Deborah Brosnan, a marine scientist remembers “Feels like a visitor to an amazing party” on her dive in a bay near Saint Barthelemy Island in the Caribbean. where she swims above the reef with nurse sharks, sea turtles and countless colorful fish.
But on her return trip after Hurricane Irma destroyed the island in 2017, she did another reef diving. and was shocked by what she saw.
“Everything is dead,” she said in an interview with Reuters. “No sharks, no sea turtles, no seagrass, no live coral. I feel like I’ve lost a friend.”
Recent research has shown that warmer atmospheric temperatures and rising sea levels contribute to more frequent destructive tropical storms.
Brosnan’s experience has helped ignite the mission of building reef restoration technologies. The project will cover 1 hectare (2.6 acres) of dead coral reefs off the coast of the Caribbean at Antigua and Barbuda.
The project, called Ocean-Shot, was announced Thursday at the Global Citizens Forum. The technology, funded by American entrepreneur John Paul DeJoria, co-founder of Paul Mitchell Hair Products, mimics the design and shape of natural reefs to provide an opportunity for colonization by corals and other marine life. other
The built reef module will help protect nearby coastal communities from storm surge and rising sea levels. project officials said
Brosnan, whose Washington-based company is leading the effort, said scientists will test new technologies. aimed at accelerating coral growth It would naturally take up to a decade to restore 1 hectare. A nearby coral nursery will grow several species that will eventually help replenish the reef.

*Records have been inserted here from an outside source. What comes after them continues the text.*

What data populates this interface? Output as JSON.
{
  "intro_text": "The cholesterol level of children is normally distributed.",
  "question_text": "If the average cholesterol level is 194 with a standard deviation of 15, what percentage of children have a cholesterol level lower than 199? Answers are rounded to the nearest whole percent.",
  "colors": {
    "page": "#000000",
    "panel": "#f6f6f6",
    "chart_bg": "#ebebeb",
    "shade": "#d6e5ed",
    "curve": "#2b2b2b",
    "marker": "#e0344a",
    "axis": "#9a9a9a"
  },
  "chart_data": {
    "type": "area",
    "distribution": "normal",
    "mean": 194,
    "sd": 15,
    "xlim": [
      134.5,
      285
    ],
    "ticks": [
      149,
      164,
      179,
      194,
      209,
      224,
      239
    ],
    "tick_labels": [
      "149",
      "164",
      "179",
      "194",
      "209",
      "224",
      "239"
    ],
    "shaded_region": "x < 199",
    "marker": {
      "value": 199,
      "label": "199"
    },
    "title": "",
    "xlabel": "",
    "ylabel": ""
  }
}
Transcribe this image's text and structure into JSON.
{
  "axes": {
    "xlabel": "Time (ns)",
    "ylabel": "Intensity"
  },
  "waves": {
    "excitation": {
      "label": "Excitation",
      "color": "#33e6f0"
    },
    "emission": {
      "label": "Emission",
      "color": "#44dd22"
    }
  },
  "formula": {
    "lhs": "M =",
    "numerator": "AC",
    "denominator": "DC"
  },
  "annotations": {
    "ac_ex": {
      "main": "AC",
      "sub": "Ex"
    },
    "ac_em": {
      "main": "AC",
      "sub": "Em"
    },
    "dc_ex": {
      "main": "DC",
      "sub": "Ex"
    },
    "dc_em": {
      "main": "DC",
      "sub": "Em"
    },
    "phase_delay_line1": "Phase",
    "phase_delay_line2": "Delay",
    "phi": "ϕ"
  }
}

Ocean-Shot launches at a crucial moment. Scientists estimate that more than half of the world’s coral reefs have been lost. and the rest are at risk. (Graphics on coral reefs)
From the Caribbean to the Western Pacific The impact of climate change has led to coral bleaching. The growing concern is the relentless ocean acidification and hurricanes wreaking havoc on the world’s coral reefs, Brosnan said. Read more
Drawing attention to the condition of the coral reefs is also a challenge.
“A lot of people don’t fully appreciate the state of the ocean because they can’t see it,” Brosnan said.
Coral reefs support more than 25% of marine biodiversity, including turtles, fish and lobsters. which is the fuel in the global fishing industry Coral reefs are like apartment buildings, Brosnan said, with different species. Live in each floor from the basement to the penthouse.
Coral reefs act as a line of defense for coastal communities from wave action. Coral reefs help people build homes and businesses closer to the ocean.
Coral reefs reduce the flow of sand to the beach. It fills the sparkling white sand beaches that make the Caribbean a popular tourist destination around the world. The sand thanks to the coral and the very important local species that feed it.
“The white sand beaches on tropical islands are real parrotfish,” Brosnan said.
If the world’s remaining coral reefs continue to die, Brosnan predicts a significant financial impact on fisheries and tourism that the archipelago depends on. This could encourage immigration to developed countries.
“It is extremely worrying where you will live if coral reefs disappear. How do you make a living if the fisheries disappear? And where do you have to move now?” she said.
After implementing projects in Antigua and Barbuda Officials hope to replicate Ocean-Shot at other locations in the Caribbean and Latin America, Brosnan said, adding that there may be scope to lead to other regions.